Sink(table=[default_catalog.default_database.sink_with_pk], fields=[a, b, c])
+- Calc(select=[a, b, c])
   +- LookupJoin(table=[default_catalog.default_database.dim_with_pk], joinType=[InnerJoin], lookup=[a=a], select=[a, b, a, c])
      +- DropUpdateBefore
         +- TableSourceScan(table=[[default_catalog, default_database, cdc, project=[a, b], metadata=[]]], fields=[a, b])
INSERT INTO sink_with_pk
SELECT t1.a, t1.b, t2.c
FROM (
  SELECT *, proctime() proctime FROM cdc
) t1
JOIN dim_without_pk FOR system_time AS OF t1.proctime AS t2
   ON t1.a = t2.a

-- Execution plan when `TRY_RESOLVE` is enabled.
-- This may encounter errors at runtime when TRY_RESOLVE mode isn't enabled.
Sink(table=[default_catalog.default_database.sink_with_pk], fields=[a, b, c], upsertMaterialize=[true])
+- Calc(select=[a, b, c])
   +- LookupJoin(table=[default_catalog.default_database.dim_without_pk], joinType=[InnerJoin], lookup=[a=a], select=[a, b, a, c], upsertMaterialize=[true])
      +- TableSourceScan(table=[[default_catalog, default_database, cdc, project=[a, b], metadata=[]]], fields=[a, b])

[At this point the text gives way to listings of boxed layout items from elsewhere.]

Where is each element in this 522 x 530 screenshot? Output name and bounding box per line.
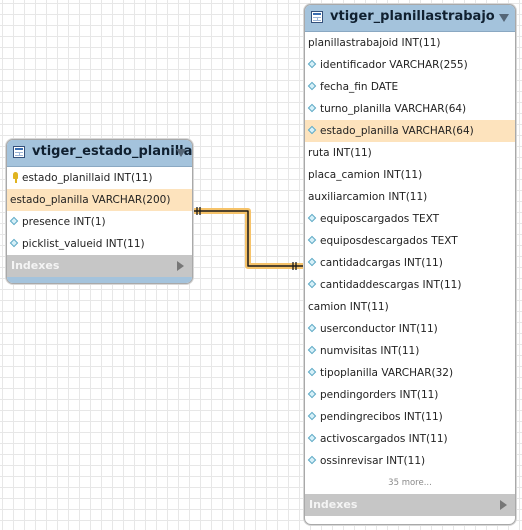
column-row[interactable]: activoscargados INT(11) xyxy=(305,428,515,450)
column-label: identificador VARCHAR(255) xyxy=(320,59,468,71)
column-diamond-icon xyxy=(307,235,317,245)
column-diamond-icon xyxy=(9,238,19,248)
primary-key-icon xyxy=(13,172,18,183)
column-row[interactable]: pendingorders INT(11) xyxy=(305,384,515,406)
column-label: estado_planillaid INT(11) xyxy=(22,172,153,184)
column-row[interactable]: tipoplanilla VARCHAR(32) xyxy=(305,362,515,384)
column-label: cantidaddescargas INT(11) xyxy=(320,279,462,291)
column-row[interactable]: auxiliarcamion INT(11) xyxy=(305,186,515,208)
column-label: fecha_fin DATE xyxy=(320,81,399,93)
column-label: auxiliarcamion INT(11) xyxy=(308,191,428,203)
column-row[interactable]: cantidaddescargas INT(11) xyxy=(305,274,515,296)
column-row[interactable]: picklist_valueid INT(11) xyxy=(7,233,192,255)
column-row[interactable]: planillastrabajoid INT(11) xyxy=(305,32,515,54)
column-row[interactable]: ruta INT(11) xyxy=(305,142,515,164)
column-diamond-icon xyxy=(307,279,317,289)
expand-indexes-icon[interactable] xyxy=(500,500,507,510)
collapse-icon[interactable] xyxy=(499,14,509,22)
column-row[interactable]: camion INT(11) xyxy=(305,296,515,318)
table-title: vtiger_estado_planilla xyxy=(32,144,193,159)
column-label: tipoplanilla VARCHAR(32) xyxy=(320,367,454,379)
indexes-section[interactable]: Indexes xyxy=(305,494,515,516)
column-label: activoscargados INT(11) xyxy=(320,433,448,445)
column-list: planillastrabajoid INT(11) identificador … xyxy=(305,32,515,472)
more-columns-link[interactable]: 35 more... xyxy=(305,472,515,494)
column-row[interactable]: estado_planilla VARCHAR(64) xyxy=(305,120,515,142)
column-diamond-icon xyxy=(307,125,317,135)
column-diamond-icon xyxy=(307,455,317,465)
column-label: ruta INT(11) xyxy=(308,147,372,159)
indexes-label: Indexes xyxy=(309,498,358,511)
column-label: numvisitas INT(11) xyxy=(320,345,420,357)
column-label: equiposcargados TEXT xyxy=(320,213,440,225)
expand-indexes-icon[interactable] xyxy=(177,261,184,271)
indexes-label: Indexes xyxy=(11,259,60,272)
column-label: estado_planilla VARCHAR(200) xyxy=(10,194,171,206)
column-label: userconductor INT(11) xyxy=(320,323,438,335)
column-diamond-icon xyxy=(307,103,317,113)
column-label: equiposdescargados TEXT xyxy=(320,235,458,247)
column-row[interactable]: presence INT(1) xyxy=(7,211,192,233)
column-label: camion INT(11) xyxy=(308,301,389,313)
column-label: turno_planilla VARCHAR(64) xyxy=(320,103,467,115)
column-label: placa_camion INT(11) xyxy=(308,169,423,181)
column-label: planillastrabajoid INT(11) xyxy=(308,37,441,49)
column-diamond-icon xyxy=(307,81,317,91)
column-label: picklist_valueid INT(11) xyxy=(22,238,145,250)
column-row[interactable]: identificador VARCHAR(255) xyxy=(305,54,515,76)
column-row[interactable]: ossinrevisar INT(11) xyxy=(305,450,515,472)
column-diamond-icon xyxy=(307,257,317,267)
column-diamond-icon xyxy=(9,216,19,226)
indexes-section[interactable]: Indexes xyxy=(7,255,192,277)
table-title: vtiger_planillastrabajo xyxy=(330,9,495,24)
table-estado-planilla[interactable]: vtiger_estado_planilla estado_planillaid… xyxy=(6,139,193,284)
table-header[interactable]: vtiger_planillastrabajo xyxy=(305,5,515,32)
column-row[interactable]: estado_planilla VARCHAR(200) xyxy=(7,189,192,211)
column-label: pendingorders INT(11) xyxy=(320,389,439,401)
column-row[interactable]: pendingrecibos INT(11) xyxy=(305,406,515,428)
column-row[interactable]: equiposcargados TEXT xyxy=(305,208,515,230)
column-row[interactable]: cantidadcargas INT(11) xyxy=(305,252,515,274)
column-row[interactable]: fecha_fin DATE xyxy=(305,76,515,98)
table-footer xyxy=(7,277,192,283)
column-diamond-icon xyxy=(307,213,317,223)
column-diamond-icon xyxy=(307,59,317,69)
collapse-icon[interactable] xyxy=(176,149,186,157)
column-row[interactable]: turno_planilla VARCHAR(64) xyxy=(305,98,515,120)
column-label: presence INT(1) xyxy=(22,216,106,228)
column-label: ossinrevisar INT(11) xyxy=(320,455,426,467)
column-diamond-icon xyxy=(307,411,317,421)
column-label: cantidadcargas INT(11) xyxy=(320,257,443,269)
table-header[interactable]: vtiger_estado_planilla xyxy=(7,140,192,167)
column-label: pendingrecibos INT(11) xyxy=(320,411,443,423)
column-diamond-icon xyxy=(307,367,317,377)
column-row[interactable]: estado_planillaid INT(11) xyxy=(7,167,192,189)
column-diamond-icon xyxy=(307,345,317,355)
column-row[interactable]: numvisitas INT(11) xyxy=(305,340,515,362)
table-icon xyxy=(311,11,323,23)
table-planillastrabajo[interactable]: vtiger_planillastrabajo planillastrabajo… xyxy=(304,4,516,525)
column-label: estado_planilla VARCHAR(64) xyxy=(320,125,474,137)
column-row[interactable]: userconductor INT(11) xyxy=(305,318,515,340)
column-diamond-icon xyxy=(307,323,317,333)
column-list: estado_planillaid INT(11) estado_planilla… xyxy=(7,167,192,255)
column-diamond-icon xyxy=(307,433,317,443)
column-row[interactable]: equiposdescargados TEXT xyxy=(305,230,515,252)
table-icon xyxy=(13,146,25,158)
column-row[interactable]: placa_camion INT(11) xyxy=(305,164,515,186)
column-diamond-icon xyxy=(307,389,317,399)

The second case can be solved by adding materialization if TRY_RESOLVE is enabled, but the cost is very high: there are two more costly materializations compared with the one that has a primary key.

IGNORE mode

When the lookup source table accessed by Lookup Join is static, the TRY_RESOLVE mode may not be enabled. When Lookup Join accesses a static lookup source table, you can first turn on TRY_RESOLVE mode to check that there are no other NDU problems, and then restore IGNORE mode to avoid unnecessary materialization overhead.

Note

You must ensure that the lookup source table is purely static and not updated, otherwise IGNORE mode is not safe.